Ведь сердце, как хлеба, ищет

и так благодарит,

когда кто-то убит

и кто-то забыт

и кто-то один, как мы.

(«Тристан и Изольда. Вступление первое»)

Почему Деррида — еврей из Марокко, родившийся в 1930 году, переживший в том числе и гонения по «еврейской линии», — отказывается рассуждать о «благодарности»? Слегка грубый ход, но я его сделаю: детей немцев во время «окончательного решения еврейского вопроса» тоже учили говорить «спасибо», вставая из-за стола. Нас всех учили быть «вежливыми» — и в тот момент, когда волокли кого-то под арест, и когда расстреливали по подвалам, и когда… Это грубый ход, но именно им мучился, например, Пауль Целан, когда, отказавшись натурализоваться в Израиле, то есть перевести свою личную и культурную травму под какую-либо национальную и государственную юрисдикцию, оставался в Европе, на месте «преступления», на все той же «сцене» и, по сути, спрашивал, за что евреям быть благодарными Богу…

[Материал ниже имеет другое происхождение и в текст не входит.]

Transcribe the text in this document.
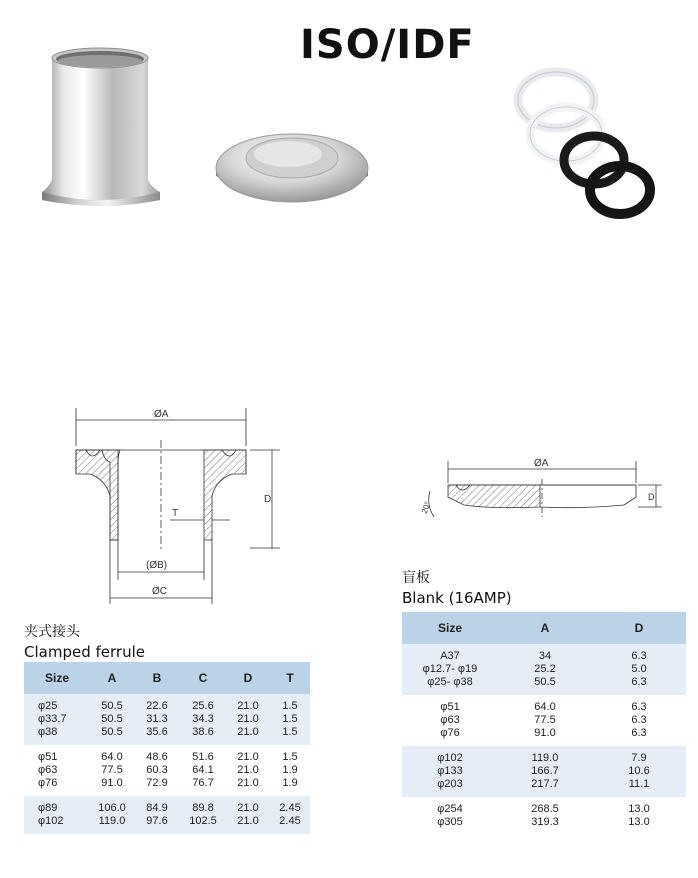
ISO/IDF
ØA
D
T
(ØB)
ØC
ØA
D
20°
夹式接头
Clamped ferrule
盲板
Blank (16AMP)
Size	A	B	C	D	T

φ25	50.5	22.6	25.6	21.0	1.5
φ33.7	50.5	31.3	34.3	21.0	1.5
φ38	50.5	35.6	38.6	21.0	1.5

φ51	64.0	48.6	51.6	21.0	1.5
φ63	77.5	60.3	64.1	21.0	1.9
φ76	91.0	72.9	76.7	21.0	1.9

φ89	106.0	84.9	89.8	21.0	2.45
φ102	119.0	97.6	102.5	21.0	2.45

Size	A	D

A37	34	6.3
φ12.7- φ19	25.2	5.0
φ25- φ38	50.5	6.3

φ51	64.0	6.3
φ63	77.5	6.3
φ76	91.0	6.3

φ102	119.0	7.9
φ133	166.7	10.6
φ203	217.7	11.1

φ254	268.5	13.0
φ305	319.3	13.0
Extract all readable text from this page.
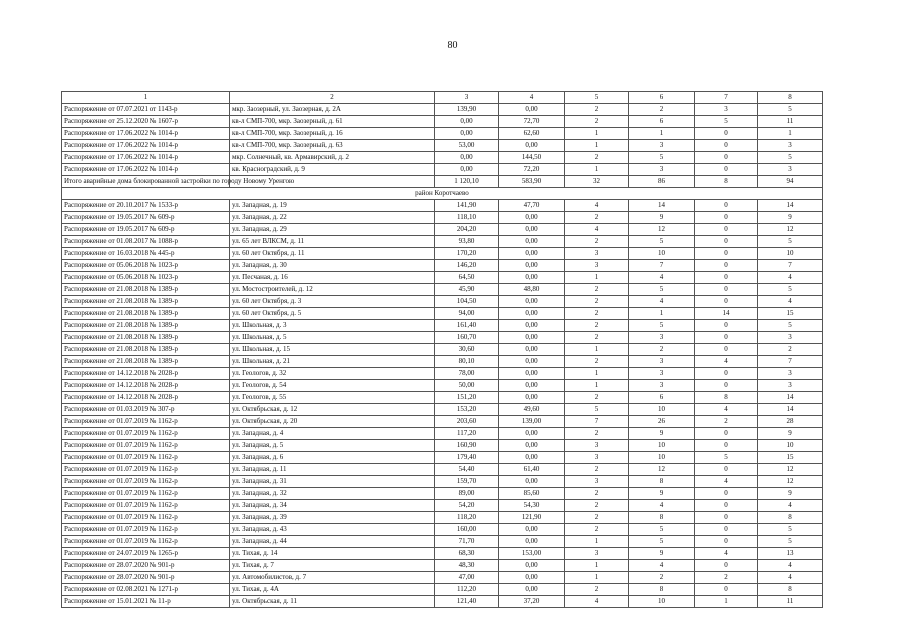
80
1	2	3	4	5	6	7	8
Распоряжение от 07.07.2021 от 1143-р	мкр. Заозерный, ул. Заозерная, д. 2А	139,90	0,00	2	2	3	5
Распоряжение от 25.12.2020 № 1607-р	кв-л СМП-700, мкр. Заозерный, д. 61	0,00	72,70	2	6	5	11
Распоряжение от 17.06.2022 № 1014-р	кв-л СМП-700, мкр. Заозерный, д. 16	0,00	62,60	1	1	0	1
Распоряжение от 17.06.2022 № 1014-р	кв-л СМП-700, мкр. Заозерный, д. 63	53,00	0,00	1	3	0	3
Распоряжение от 17.06.2022 № 1014-р	мкр. Солнечный, кв. Армавирский, д. 2	0,00	144,50	2	5	0	5
Распоряжение от 17.06.2022 № 1014-р	кв. Красноградский, д. 9	0,00	72,20	1	3	0	3
Итого аварийные дома блокированной застройки по городу Новому Уренгою		1 120,10	583,90	32	86	8	94
район Коротчаево							
Распоряжение от 20.10.2017 № 1533-р	ул. Западная, д. 19	141,90	47,70	4	14	0	14
Распоряжение от 19.05.2017 № 609-р	ул. Западная, д. 22	118,10	0,00	2	9	0	9
Распоряжение от 19.05.2017 № 609-р	ул. Западная, д. 29	204,20	0,00	4	12	0	12
Распоряжение от 01.08.2017 № 1088-р	ул. 65 лет ВЛКСМ, д. 11	93,80	0,00	2	5	0	5
Распоряжение от 16.03.2018 № 445-р	ул. 60 лет Октября, д. 11	170,20	0,00	3	10	0	10
Распоряжение от 05.06.2018 № 1023-р	ул. Западная, д. 30	146,20	0,00	3	7	0	7
Распоряжение от 05.06.2018 № 1023-р	ул. Песчаная, д. 16	64,50	0,00	1	4	0	4
Распоряжение от 21.08.2018 № 1389-р	ул. Мостостроителей, д. 12	45,90	48,80	2	5	0	5
Распоряжение от 21.08.2018 № 1389-р	ул. 60 лет Октября, д. 3	104,50	0,00	2	4	0	4
Распоряжение от 21.08.2018 № 1389-р	ул. 60 лет Октября, д. 5	94,00	0,00	2	1	14	15
Распоряжение от 21.08.2018 № 1389-р	ул. Школьная, д. 3	161,40	0,00	2	5	0	5
Распоряжение от 21.08.2018 № 1389-р	ул. Школьная, д. 5	160,70	0,00	2	3	0	3
Распоряжение от 21.08.2018 № 1389-р	ул. Школьная, д. 15	30,60	0,00	1	2	0	2
Распоряжение от 21.08.2018 № 1389-р	ул. Школьная, д. 21	80,10	0,00	2	3	4	7
Распоряжение от 14.12.2018 № 2028-р	ул. Геологов, д. 32	78,00	0,00	1	3	0	3
Распоряжение от 14.12.2018 № 2028-р	ул. Геологов, д. 54	50,00	0,00	1	3	0	3
Распоряжение от 14.12.2018 № 2028-р	ул. Геологов, д. 55	151,20	0,00	2	6	8	14
Распоряжение от 01.03.2019 № 307-р	ул. Октябрьская, д. 12	153,20	49,60	5	10	4	14
Распоряжение от 01.07.2019 № 1162-р	ул. Октябрьская, д. 20	203,60	139,00	7	26	2	28
Распоряжение от 01.07.2019 № 1162-р	ул. Западная, д. 4	117,20	0,00	2	9	0	9
Распоряжение от 01.07.2019 № 1162-р	ул. Западная, д. 5	160,90	0,00	3	10	0	10
Распоряжение от 01.07.2019 № 1162-р	ул. Западная, д. 6	179,40	0,00	3	10	5	15
Распоряжение от 01.07.2019 № 1162-р	ул. Западная, д. 11	54,40	61,40	2	12	0	12
Распоряжение от 01.07.2019 № 1162-р	ул. Западная, д. 31	159,70	0,00	3	8	4	12
Распоряжение от 01.07.2019 № 1162-р	ул. Западная, д. 32	89,00	85,60	2	9	0	9
Распоряжение от 01.07.2019 № 1162-р	ул. Западная, д. 34	54,20	54,30	2	4	0	4
Распоряжение от 01.07.2019 № 1162-р	ул. Западная, д. 39	118,20	121,90	2	8	0	8
Распоряжение от 01.07.2019 № 1162-р	ул. Западная, д. 43	160,00	0,00	2	5	0	5
Распоряжение от 01.07.2019 № 1162-р	ул. Западная, д. 44	71,70	0,00	1	5	0	5
Распоряжение от 24.07.2019 № 1265-р	ул. Тихая, д. 14	68,30	153,00	3	9	4	13
Распоряжение от 28.07.2020 № 901-р	ул. Тихая, д. 7	48,30	0,00	1	4	0	4
Распоряжение от 28.07.2020 № 901-р	ул. Автомобилистов, д. 7	47,00	0,00	1	2	2	4
Распоряжение от 02.08.2021 № 1271-р	ул. Тихая, д. 4А	112,20	0,00	2	8	0	8
Распоряжение от 15.01.2021 № 11-р	ул. Октябрьская, д. 11	121,40	37,20	4	10	1	11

Золотые кудри твои Маргарита

Пепельные твои Суламифь.

(«Фуга смерти»)

Благодарность звучала весь XX век. Здравицы в честь партий, благодарения за счастливое детство. Но еcть благодарение иное, очень сильное — спасибо, что убили нас, а не мы. Спасибо, что бросили нас, а не мы кого-то. Не потому, что сам я хорош, а потому, что в этом Ты был милостив. Иногда на часах истории бьет такой час. Это не час мужества, как писала Ахматова, не час плача, это час суда. И то-гда наступает тишина. И слышен суд, и идут — как у Терминатора перед глазами — строчки, строчки, строчки. Проценты вовлеченности каждого. И у каждого они есть. И никто до конца не чист. Ни один человек.

И когда такой час, то всякое Большое слово — суровая тема. Благодарность. Не менее суровая, чем Милость. Не менее, чем Любовь. В них есть парадокс. Ибо сначала они подразумевают суд над тем, что в своем обиходе мы стали называть этими именами.

Ольга Александровна говорила, что с детства не могла действовать по принципу «хорошей девочки» или «хорошей дочери» в режиме ожидаемости и предсказуемости… Об этом говорила Сильвия Плат, об этом пели Джим Моррисон, об этом выпевал Егор Летов, об этом жестко высказывалась и Седакова. И, быть может, чтобы заговорить на тему «благодарности», Деррида необходимо было бы сначала сказать что-то запредельное по своему смыслу и жесткости. Такое, что в стихах Ольги Александровны — сплошь и рядом, но что в обществе говорить не принято. И поэтому он действовал через жесткость запрета, все время перечеркивающего доступ к привычным нашим понятиям и нарушающего в его случае все принятые коды поведения.